Hati Rain bergejolak amarah mendengar Tante Sarah mengatakan jika Annisa bukan wanita yang baik. " Tidak Tante, Annisa itu wanita yang sangat baik, mungkin semua hanya salah paham saja. Aku akan berbicara kepadanya " Rain segera beranjak dari duduknya untuk menemui Annisa.


Rain berhenti di depan pintu kamar, dari dalam kamar Rain bisa mendengar lantunan ayat - ayat suci Al-Quran yang Annisa lantunkan. Rain pun menurunkan niatnya untuk menemui Annisa. Rain lalu bersandar di dinding pintu sembari memejamkan kedua matanya.


" Sudah lama sekali aku tidak mendengar lantunan ayat - ayat suci Al-Quran , rasanya sangat menenangkan " batin Rain.

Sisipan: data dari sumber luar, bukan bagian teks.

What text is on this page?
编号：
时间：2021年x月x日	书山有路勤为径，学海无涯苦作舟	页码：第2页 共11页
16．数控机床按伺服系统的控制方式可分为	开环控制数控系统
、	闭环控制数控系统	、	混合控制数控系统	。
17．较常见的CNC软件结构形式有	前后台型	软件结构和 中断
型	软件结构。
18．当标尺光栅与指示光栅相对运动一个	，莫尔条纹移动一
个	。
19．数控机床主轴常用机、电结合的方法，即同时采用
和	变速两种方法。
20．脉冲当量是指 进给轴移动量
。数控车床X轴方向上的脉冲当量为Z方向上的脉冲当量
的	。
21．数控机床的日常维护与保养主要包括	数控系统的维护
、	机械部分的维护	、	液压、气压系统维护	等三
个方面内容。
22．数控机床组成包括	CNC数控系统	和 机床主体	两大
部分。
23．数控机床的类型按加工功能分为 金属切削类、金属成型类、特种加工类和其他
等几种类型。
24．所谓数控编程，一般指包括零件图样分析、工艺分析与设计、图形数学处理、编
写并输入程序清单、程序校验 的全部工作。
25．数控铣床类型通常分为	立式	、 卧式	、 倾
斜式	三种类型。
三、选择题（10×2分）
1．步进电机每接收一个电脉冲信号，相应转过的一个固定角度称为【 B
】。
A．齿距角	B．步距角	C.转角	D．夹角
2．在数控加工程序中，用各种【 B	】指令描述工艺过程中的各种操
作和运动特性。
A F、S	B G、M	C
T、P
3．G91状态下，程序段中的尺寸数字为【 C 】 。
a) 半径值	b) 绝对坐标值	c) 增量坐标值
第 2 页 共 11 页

Rain ingat bahwa terakhir kali ia mendengar lantunan ayat suci Al-Quran ini dari sang ibu , malam sebelum kecelakaan itu terjadi. Dan saat sangat khusyu mendengarkan suara Annisa mengaji, tak di rasa setetes air mata mengalir di pipi Rain. Rain pun segera menghapusnya setelah mendengar Annisa selesai mengaji.


Ceklek..


Rain membuka pintu dan segera menghampiri Annisa yang sedang melipat mukenanya.


" Assalamualaikum , suami aku sudah pulang " ucap Annisa sembari tersenyum.


Kata-kata hangat dari Annisa membuat Rain merasa sangat bahagia.


Annisa berjalan ke arah Rain dan menyalimi tangan Rain, Rain tersenyum dan langsung membawa Annisa kedalam pelukannya.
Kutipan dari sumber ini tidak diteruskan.